Total number of fee-earners: Nine, including four partners
Main practice area: Employment
Key clients: Cress Nicholson, Diageo, The Economist Group, high-net-worth executives
Number of offfices: One
Life in a boutique firm does not suit everyone, but for Jill Andrew and her partners it is paying dividends.
Andrew is senior partner of employment boutique Archon, the firm she joined in 1995 having had stints at McKenna & Co (now CMS Cameron McKenna), Masons (now Pinsent Masons, where she was head of employment) and DLA (now DLA Piper Rudnick Gray Cary).
Although the firm is small, it boasts a client list for which many top 100 firms would give their Christmas bonuses. As Andrew points out with a lighthearted hairdressing analogy, it is not always the biggest names that are best. “Those in the know go to Michael van Clark, not Nicky,” she says. “And the people in the know, know who we are.”
Archon acts for a mixture of high-net-worth individuals, primarily boardroom directors on their way out of or into a company. For example, it recently handled Paul Mason’s entry into Somerfield from Levi Strauss. It also advises a raft of well-known organisations, including Diageo, the Dorchester Group and King’s College.

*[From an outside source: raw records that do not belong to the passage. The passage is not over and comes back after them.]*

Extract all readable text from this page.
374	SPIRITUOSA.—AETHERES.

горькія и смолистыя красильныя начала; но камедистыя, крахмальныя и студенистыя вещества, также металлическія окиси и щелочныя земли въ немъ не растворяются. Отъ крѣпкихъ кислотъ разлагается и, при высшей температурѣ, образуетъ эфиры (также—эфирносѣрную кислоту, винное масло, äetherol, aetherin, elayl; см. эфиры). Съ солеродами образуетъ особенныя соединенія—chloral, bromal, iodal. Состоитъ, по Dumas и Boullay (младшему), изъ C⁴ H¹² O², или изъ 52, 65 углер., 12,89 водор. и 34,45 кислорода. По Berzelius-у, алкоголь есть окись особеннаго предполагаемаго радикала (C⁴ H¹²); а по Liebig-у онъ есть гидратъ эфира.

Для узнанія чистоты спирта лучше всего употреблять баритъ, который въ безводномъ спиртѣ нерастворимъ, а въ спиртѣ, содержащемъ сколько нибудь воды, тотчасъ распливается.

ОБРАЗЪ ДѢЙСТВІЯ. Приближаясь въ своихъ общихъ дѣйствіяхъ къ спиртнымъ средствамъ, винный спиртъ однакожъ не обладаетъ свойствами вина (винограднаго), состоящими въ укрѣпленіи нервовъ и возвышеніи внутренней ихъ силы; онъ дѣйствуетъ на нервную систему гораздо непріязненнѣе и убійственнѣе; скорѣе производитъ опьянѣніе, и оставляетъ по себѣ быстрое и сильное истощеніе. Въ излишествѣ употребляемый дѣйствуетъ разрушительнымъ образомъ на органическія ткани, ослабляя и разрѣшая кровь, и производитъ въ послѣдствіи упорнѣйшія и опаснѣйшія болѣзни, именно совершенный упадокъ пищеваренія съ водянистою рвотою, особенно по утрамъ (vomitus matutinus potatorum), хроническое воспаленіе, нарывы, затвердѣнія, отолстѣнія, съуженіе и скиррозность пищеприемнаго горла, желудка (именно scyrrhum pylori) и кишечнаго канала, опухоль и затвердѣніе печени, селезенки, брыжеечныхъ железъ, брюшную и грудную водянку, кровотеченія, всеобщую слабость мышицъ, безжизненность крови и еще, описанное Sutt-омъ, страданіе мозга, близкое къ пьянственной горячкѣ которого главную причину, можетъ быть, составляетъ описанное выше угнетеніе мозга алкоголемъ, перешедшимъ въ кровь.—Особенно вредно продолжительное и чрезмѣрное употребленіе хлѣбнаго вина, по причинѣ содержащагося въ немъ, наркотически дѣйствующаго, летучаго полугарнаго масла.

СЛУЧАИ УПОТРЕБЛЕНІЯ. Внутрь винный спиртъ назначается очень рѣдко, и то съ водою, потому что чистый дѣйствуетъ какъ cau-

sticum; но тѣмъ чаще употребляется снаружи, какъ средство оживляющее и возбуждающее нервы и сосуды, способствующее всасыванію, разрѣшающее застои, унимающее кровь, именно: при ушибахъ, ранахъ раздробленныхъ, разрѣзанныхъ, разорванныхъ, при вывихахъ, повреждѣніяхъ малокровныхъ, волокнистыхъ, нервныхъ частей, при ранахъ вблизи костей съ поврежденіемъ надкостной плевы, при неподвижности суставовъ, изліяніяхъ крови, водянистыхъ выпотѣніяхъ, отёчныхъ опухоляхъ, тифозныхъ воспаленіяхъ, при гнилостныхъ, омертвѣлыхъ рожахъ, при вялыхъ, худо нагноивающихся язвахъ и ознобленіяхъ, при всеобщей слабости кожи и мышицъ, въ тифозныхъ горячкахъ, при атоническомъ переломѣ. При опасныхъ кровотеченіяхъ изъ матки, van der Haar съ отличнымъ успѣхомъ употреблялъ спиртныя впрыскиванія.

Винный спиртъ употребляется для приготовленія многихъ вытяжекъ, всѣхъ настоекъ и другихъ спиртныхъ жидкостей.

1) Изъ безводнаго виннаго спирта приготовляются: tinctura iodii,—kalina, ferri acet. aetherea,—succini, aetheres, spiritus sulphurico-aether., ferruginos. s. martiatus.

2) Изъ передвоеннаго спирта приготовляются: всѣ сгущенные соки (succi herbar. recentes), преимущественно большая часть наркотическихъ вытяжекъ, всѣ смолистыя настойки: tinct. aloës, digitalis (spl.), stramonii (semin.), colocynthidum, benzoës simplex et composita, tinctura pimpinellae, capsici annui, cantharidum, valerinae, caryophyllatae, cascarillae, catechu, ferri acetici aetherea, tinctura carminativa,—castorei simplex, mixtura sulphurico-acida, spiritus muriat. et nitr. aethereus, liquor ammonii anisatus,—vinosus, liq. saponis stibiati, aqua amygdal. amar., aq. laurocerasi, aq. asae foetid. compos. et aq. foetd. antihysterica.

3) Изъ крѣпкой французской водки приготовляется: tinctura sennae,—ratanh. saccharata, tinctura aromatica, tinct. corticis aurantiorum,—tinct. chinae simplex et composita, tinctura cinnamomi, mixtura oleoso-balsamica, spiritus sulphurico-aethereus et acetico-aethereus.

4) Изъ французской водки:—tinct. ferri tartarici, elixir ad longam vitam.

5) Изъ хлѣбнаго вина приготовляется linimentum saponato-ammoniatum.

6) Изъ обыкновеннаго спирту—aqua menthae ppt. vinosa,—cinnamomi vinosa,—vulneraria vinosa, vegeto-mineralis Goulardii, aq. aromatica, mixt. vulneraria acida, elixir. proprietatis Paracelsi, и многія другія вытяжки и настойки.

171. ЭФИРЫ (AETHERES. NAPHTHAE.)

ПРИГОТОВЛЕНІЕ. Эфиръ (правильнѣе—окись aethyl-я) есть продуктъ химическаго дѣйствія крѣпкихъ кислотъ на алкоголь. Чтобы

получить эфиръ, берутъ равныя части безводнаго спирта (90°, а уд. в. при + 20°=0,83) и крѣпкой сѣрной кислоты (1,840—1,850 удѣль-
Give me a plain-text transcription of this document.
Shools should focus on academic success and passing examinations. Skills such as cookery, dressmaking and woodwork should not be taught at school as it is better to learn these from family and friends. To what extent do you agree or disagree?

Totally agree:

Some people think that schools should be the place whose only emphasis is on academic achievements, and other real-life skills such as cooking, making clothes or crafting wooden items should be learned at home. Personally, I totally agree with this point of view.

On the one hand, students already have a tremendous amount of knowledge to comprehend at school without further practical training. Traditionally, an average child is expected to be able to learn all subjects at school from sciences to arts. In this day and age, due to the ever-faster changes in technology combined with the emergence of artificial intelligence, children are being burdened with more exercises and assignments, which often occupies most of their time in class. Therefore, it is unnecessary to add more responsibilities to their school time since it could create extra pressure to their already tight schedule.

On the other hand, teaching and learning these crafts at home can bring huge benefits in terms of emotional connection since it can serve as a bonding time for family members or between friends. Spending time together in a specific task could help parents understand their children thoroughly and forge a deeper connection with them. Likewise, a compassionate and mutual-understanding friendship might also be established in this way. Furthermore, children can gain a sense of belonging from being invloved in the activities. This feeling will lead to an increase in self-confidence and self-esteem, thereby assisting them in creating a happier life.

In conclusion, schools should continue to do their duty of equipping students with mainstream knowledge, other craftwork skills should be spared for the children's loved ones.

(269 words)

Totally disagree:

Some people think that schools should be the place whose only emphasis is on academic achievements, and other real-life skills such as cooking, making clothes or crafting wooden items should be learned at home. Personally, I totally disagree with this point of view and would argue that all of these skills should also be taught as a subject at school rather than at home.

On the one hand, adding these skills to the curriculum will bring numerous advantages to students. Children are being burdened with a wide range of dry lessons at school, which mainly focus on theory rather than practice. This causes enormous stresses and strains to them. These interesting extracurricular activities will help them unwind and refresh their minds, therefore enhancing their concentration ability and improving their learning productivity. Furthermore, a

Now the firm has taken another significant step forward with the recruitment of well-known employment specialist Corinne Aldridge from Aldridge Parker, the firm that was founded just two years ago by former Bird & Bird partners Aldridge and Helen Parker. Parker plans to continue as a sole practitioner, but Aldridge was attracted by the lure of a slightly larger firm.
The two partners had worked together as a team for several years, having initially teamed up at the pre-merger Wilde Sapte (now Denton Wilde Sapte). Aldridge Parker handled a similar mix of corporate and high-end employment work for individuals, although it also had a particular focus on discrimination work. Aldridge is best known for advising Louise Barton on her sexual discrimination case against Investec.
Andrew is a standard bearer for boutique firms and was instrumental in setting up a group named Niche Network, an employment law-based group that has grown to around 20 firms. “I know we’re little, but what the market’s missing is the level of work we do,” she says. “We’re cracking some big clients and with Corinne we have four heavyweight employment partners in one firm. Not many big firms can compete with that.”
For those curious about the name Archon, it has a curious pedigree. More erudite readers may recognise it as the name of the principal magistrates in ancient Athens. But the legal link is not, it transpires, entirely intentional. Archon also represents the initial letters of the firm’s three partners at the time of a rebrand in February 2001. “That gave us A, R and C,” says Andrew. “So we looked in the Oxford English Dictionary and came up with that. It could’ve been a lot worse.”